- Also known as: eXquire; Mr. MFN eXquire;
- Born: Hugh Anthony Allison 1986 (age 39–40) New York City, New York, U.S.
- Genres: Hip hop
- Occupation: Rapper
- Years active: 2008–present
- Labels: Mishka NYC; Universal Republic; Chocolate Rabbit; Soulspazm; EVERYTHING IZ Y.O.U;

= Mr. Muthafuckin' eXquire =

American rapper (born 1986)

Hugh Anthony Allison (born 1986), better known by his stage name Mr. Muthafuckin' eXquire (often censored as Mr. MFN eXquire or simply eXquire), is an American rapper. Born and raised in Brooklyn, he debuted with the release of his first mixtape, The Big Fat Kill, in 2008. Allison would follow-up with what is considered to be his breakout project, the mixtape Lost in Translation, released by Mishka NYC in 2011. He signed his first major-label record deal with Universal Republic Records, in 2012, which he subsequently left. In 2017, with the release of Allison's fourth EP Brainiac, he launched Chocolate Rabbit, his own record label imprint. His self-titled debut studio album was independently released in 2019.

==Early life==
Hugh Anthony Allison was born in the Brooklyn borough of New York City in 1986. He grew up in Brooklyn's Crown Heights neighborhood.

==Career==
In 2008, eXquire released his first full-length project, a mixtape titled The Big Fat Kill. He first began gaining major recognition in June 2011, when he released the music video for a song titled "Huzzah". On September 11, 2011, eXquire released his second mixtape, titled Lost in Translation, which features "Huzzah". The mixtape, which was released on Mishka NYC, includes 18-tracks, one of them being the remix to "Huzzah", titled "The Last Huzzah". The remix, which features guest verses from fellow American rappers Despot, Heems, Kool A.D., Danny Brown and El-P, was called one of the best songs of 2011 by Rolling Stone. eXquire's third mixtape, titled Merry eXmas & Suck My Dick, was released on December 25, 2011.

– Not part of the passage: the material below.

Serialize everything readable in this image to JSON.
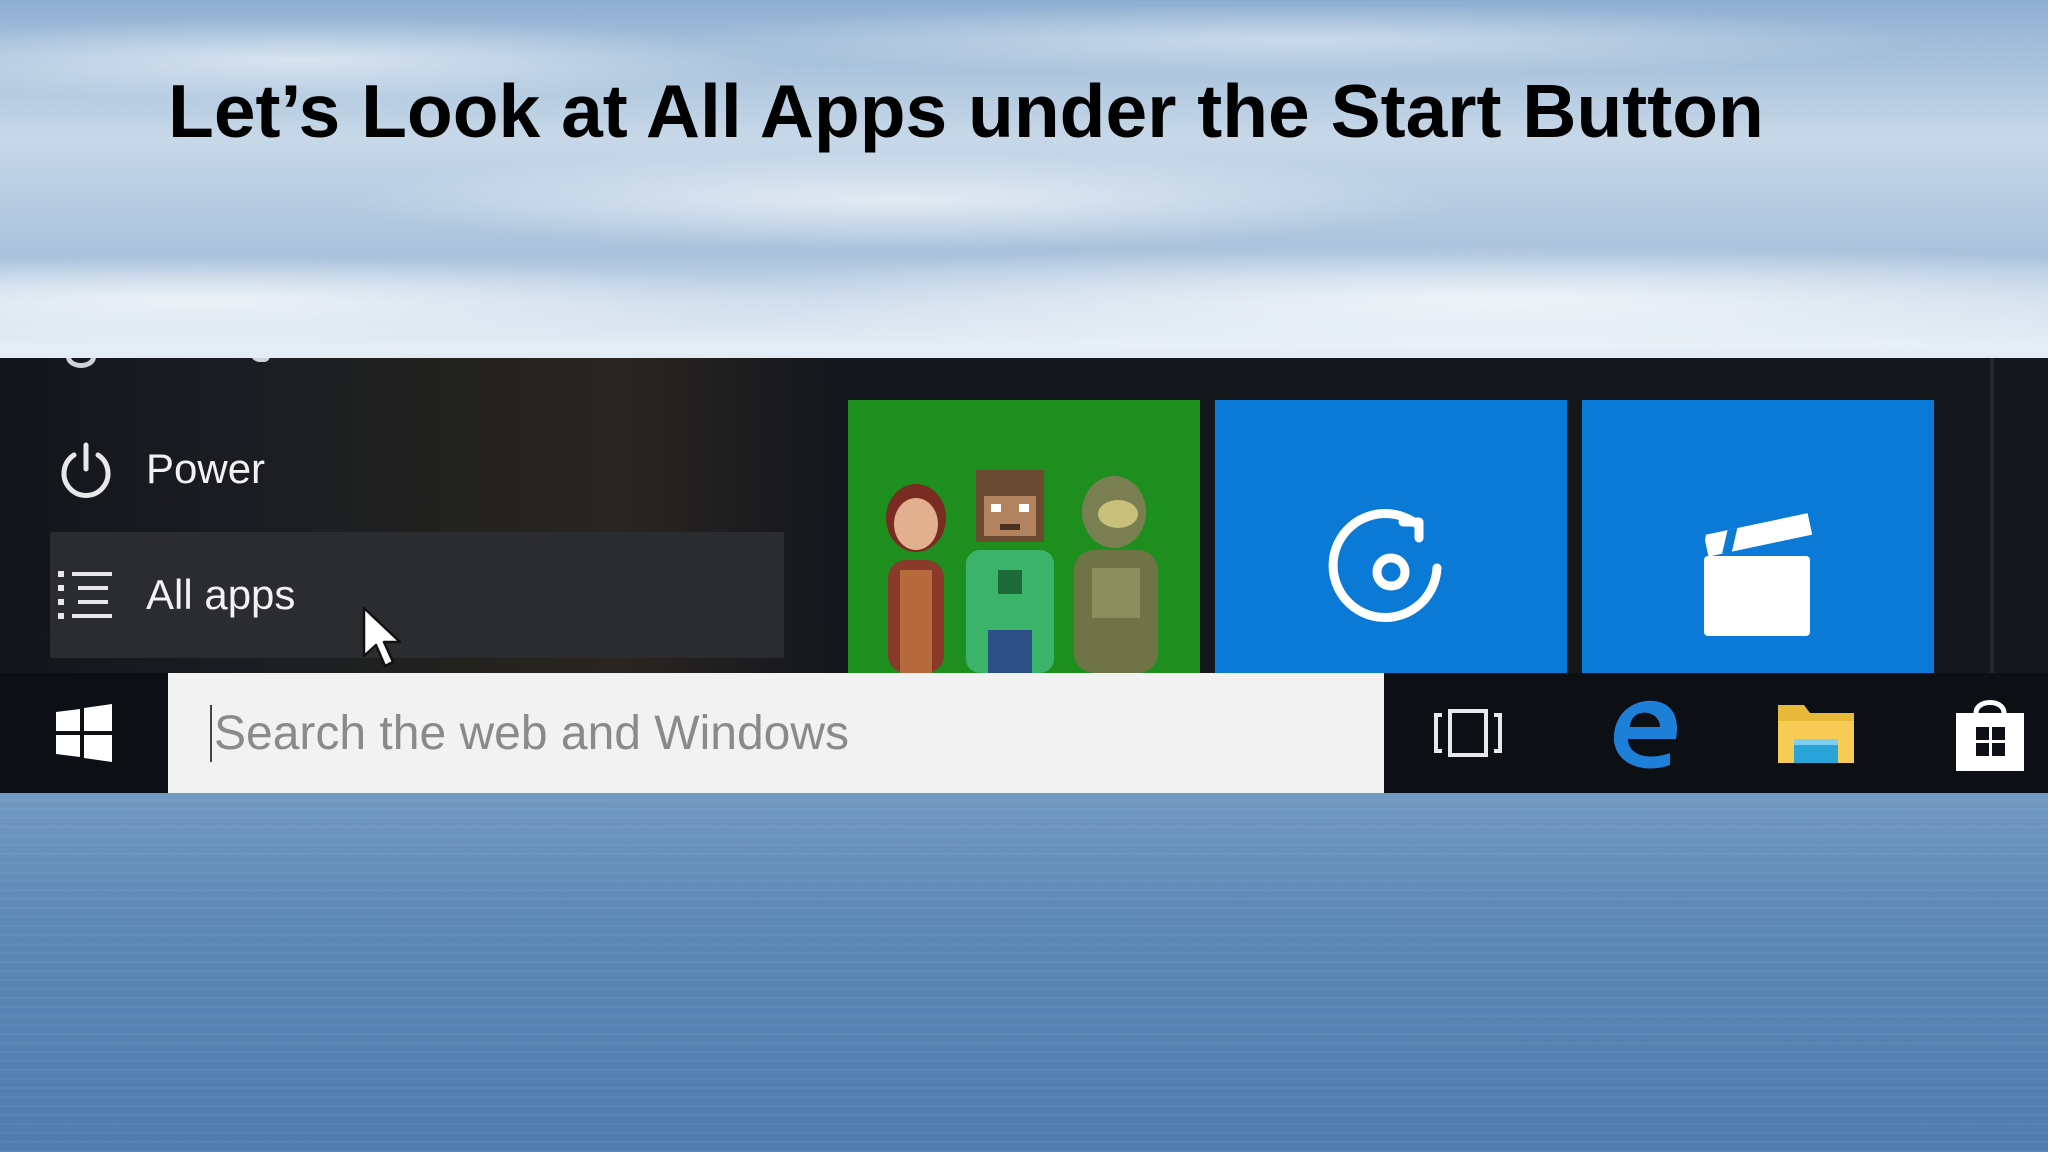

On March 15, 2012, it was announced eXquire had signed a recording contract with Universal Republic Records. In November 2012, eXquire released his first major record label project, an EP titled Power & Passion, on Universal Republic. In May 2013, eXquire announced he would release a new project titled Kismet and premiered a song titled "Illest Niggaz Breathin'". In June 2013, he released a 16-track mixtape titled Kismet, which was recorded mostly in Woodstock, New York. In October 2013, eXquire re-released Kismet, re-titling it Kismet: Blue Edition and adding 16 tracks. On October 7, 2013, Universal Republic released eXquire from his contract.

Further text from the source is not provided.